The functioning of cells as complex as those of humans involves much more than the repetitious execution of the same biochemical processes over and over again. Rather, our cells have elaborate networks of interaction among proteins and the nucleic acids involved in their synthesis. Among the specific agents involved in these complex networks are transcription factors, proteins that affect the production of other proteins, sometimes on a vast scale, with one transcription factor affecting the production of hundreds of different types of protein.
This coordination of function by cells involves intracellular signaling cascades and other information-laden patterns of coordination. In a sense, the human cell is a spectacularly complex hybrid analog-digital computer, where the digital components are provided by the nucleic acids, and the analog components are the proteins. At ages when natural selection is acting with its full power, what our cells can accomplish is remarkable with respect to efficiency and precision. But with an evolutionary view of health and function like the present one, as the forces of natural selection fade with adult age, the control of our cell functions is expected to deteriorate. Thus, we can expect that some of our cells will become so dysfunctionally regulated with age as to turn malignant, losing self-inhibitory mechanisms, and degenerating into highly proliferative rogue cells that engender cancer, to give just one example.

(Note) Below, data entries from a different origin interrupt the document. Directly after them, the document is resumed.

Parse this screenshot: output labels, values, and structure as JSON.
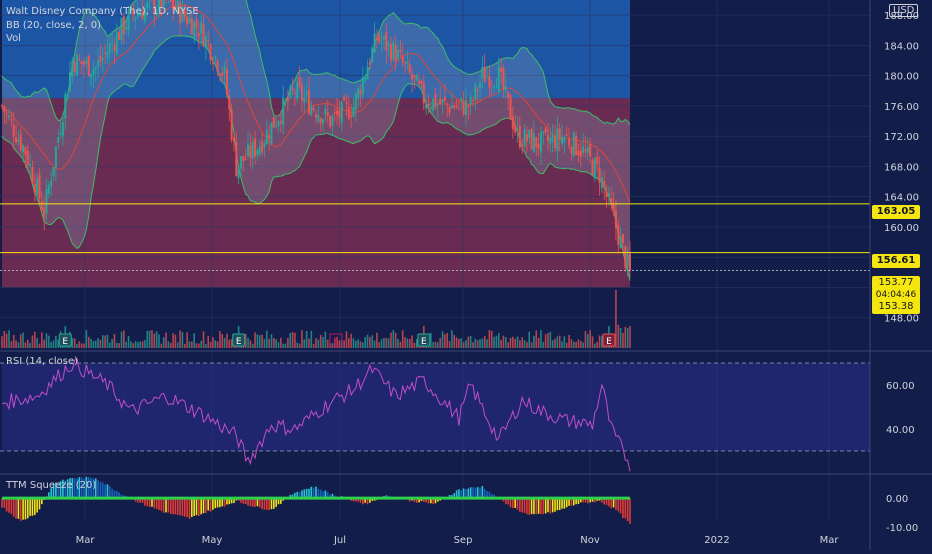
{
  "header": {
    "title": "Walt Disney Company (The), 1D, NYSE",
    "bb": "BB (20, close, 2, 0)",
    "vol": "Vol",
    "currency": "USD"
  },
  "price_tags": {
    "line1": "163.05",
    "line2": "156.61",
    "last": "153.77",
    "countdown": "04:04:46",
    "prev": "153.38"
  },
  "rsi_label": "RSI (14, close)",
  "squeeze_label": "TTM Squeeze (20)",
  "earnings_marker": "E",
  "colors": {
    "background": "#131d4a",
    "up": "#26a69a",
    "down": "#ef5350",
    "upper_zone": "#1f5fb4",
    "lower_zone": "#7a2e55",
    "hline": "#f5e60f",
    "rsi": "#c04ec8",
    "bb_band": "#3ebc68",
    "bb_mid": "#e0453a"
  },
  "chart_data": [
    {
      "type": "candlestick",
      "name": "price",
      "ylim": [
        144,
        190
      ],
      "yticks": [
        148,
        152,
        156,
        160,
        164,
        168,
        172,
        176,
        180,
        184,
        188
      ],
      "ytick_labels": [
        "148.00",
        "152.00",
        "156.00",
        "160.00",
        "164.00",
        "168.00",
        "172.00",
        "176.00",
        "180.00",
        "184.00",
        "188.00"
      ],
      "x_labels": [
        "Mar",
        "May",
        "Jul",
        "Sep",
        "Nov",
        "2022",
        "Mar"
      ],
      "hlines": [
        163.05,
        156.61
      ],
      "zones": [
        {
          "from": 177,
          "to": 190,
          "color": "upper_zone"
        },
        {
          "from": 152,
          "to": 177,
          "color": "lower_zone"
        }
      ],
      "anchors": [
        [
          0,
          176
        ],
        [
          10,
          170
        ],
        [
          18,
          162
        ],
        [
          30,
          182
        ],
        [
          40,
          181
        ],
        [
          55,
          188
        ],
        [
          70,
          190
        ],
        [
          85,
          186
        ],
        [
          95,
          180
        ],
        [
          100,
          168
        ],
        [
          110,
          171
        ],
        [
          125,
          178
        ],
        [
          140,
          174
        ],
        [
          150,
          176
        ],
        [
          160,
          185
        ],
        [
          168,
          183
        ],
        [
          180,
          177
        ],
        [
          190,
          176
        ],
        [
          200,
          176
        ],
        [
          205,
          180
        ],
        [
          212,
          180
        ],
        [
          220,
          172
        ],
        [
          230,
          171
        ],
        [
          240,
          172
        ],
        [
          248,
          170
        ],
        [
          255,
          167
        ],
        [
          262,
          160
        ],
        [
          268,
          153.77
        ]
      ],
      "earnings_idx": [
        27,
        101,
        180,
        259
      ],
      "future_earnings_pos": 336
    },
    {
      "type": "line",
      "name": "RSI",
      "ylim": [
        20,
        75
      ],
      "yticks": [
        40,
        60
      ],
      "ytick_labels": [
        "40.00",
        "60.00"
      ],
      "band": [
        30,
        70
      ],
      "anchors": [
        [
          0,
          52
        ],
        [
          15,
          55
        ],
        [
          30,
          70
        ],
        [
          45,
          60
        ],
        [
          55,
          48
        ],
        [
          70,
          55
        ],
        [
          85,
          47
        ],
        [
          100,
          37
        ],
        [
          105,
          25
        ],
        [
          115,
          42
        ],
        [
          125,
          40
        ],
        [
          140,
          52
        ],
        [
          150,
          58
        ],
        [
          158,
          67
        ],
        [
          168,
          55
        ],
        [
          180,
          62
        ],
        [
          195,
          45
        ],
        [
          200,
          60
        ],
        [
          212,
          35
        ],
        [
          222,
          53
        ],
        [
          230,
          48
        ],
        [
          240,
          44
        ],
        [
          252,
          42
        ],
        [
          256,
          60
        ],
        [
          260,
          40
        ],
        [
          268,
          24
        ]
      ]
    },
    {
      "type": "histogram",
      "name": "TTM Squeeze",
      "ylim": [
        -11,
        8
      ],
      "yticks": [
        0,
        -10
      ],
      "ytick_labels": [
        "0.00",
        "-10.00"
      ],
      "anchors": [
        [
          0,
          -3
        ],
        [
          8,
          -8
        ],
        [
          15,
          -5
        ],
        [
          22,
          5
        ],
        [
          30,
          7
        ],
        [
          40,
          7
        ],
        [
          50,
          2
        ],
        [
          60,
          -2
        ],
        [
          70,
          -5
        ],
        [
          80,
          -7
        ],
        [
          90,
          -4
        ],
        [
          100,
          -1
        ],
        [
          108,
          -3
        ],
        [
          115,
          -4
        ],
        [
          125,
          2
        ],
        [
          133,
          4
        ],
        [
          142,
          1
        ],
        [
          155,
          -2
        ],
        [
          165,
          1
        ],
        [
          175,
          -1
        ],
        [
          185,
          -2
        ],
        [
          195,
          3
        ],
        [
          205,
          4
        ],
        [
          215,
          -2
        ],
        [
          225,
          -6
        ],
        [
          235,
          -5
        ],
        [
          245,
          -2
        ],
        [
          255,
          -1
        ],
        [
          262,
          -4
        ],
        [
          268,
          -9
        ]
      ]
    }
  ]
}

It is not the case that, during aging, perfectly and perpetually attuned cells progressively lose function solely because of a substratum of damaged molecular components. In addition to any such damage, the evolutionary genetic tuning required to sustain the signaling systems of the human cell will not be there at later ages. Metaphorically, it is not just that the car is rusting; the driver is also falling asleep. The cell genome is running out of information with which to sustain its role at later ages. There are any number of metaphors that could be used here: an actor who has run out of script; a videogame that hasn’t been properly programmed for its later “levels;” driving away from a city and having its radio stations fade out; and so on.
Thus, whatever damage we are able to repair at the level of cell, there will still be failures of function arising from progressively more severe failures of coordination among the complex networks that sustain cell functions.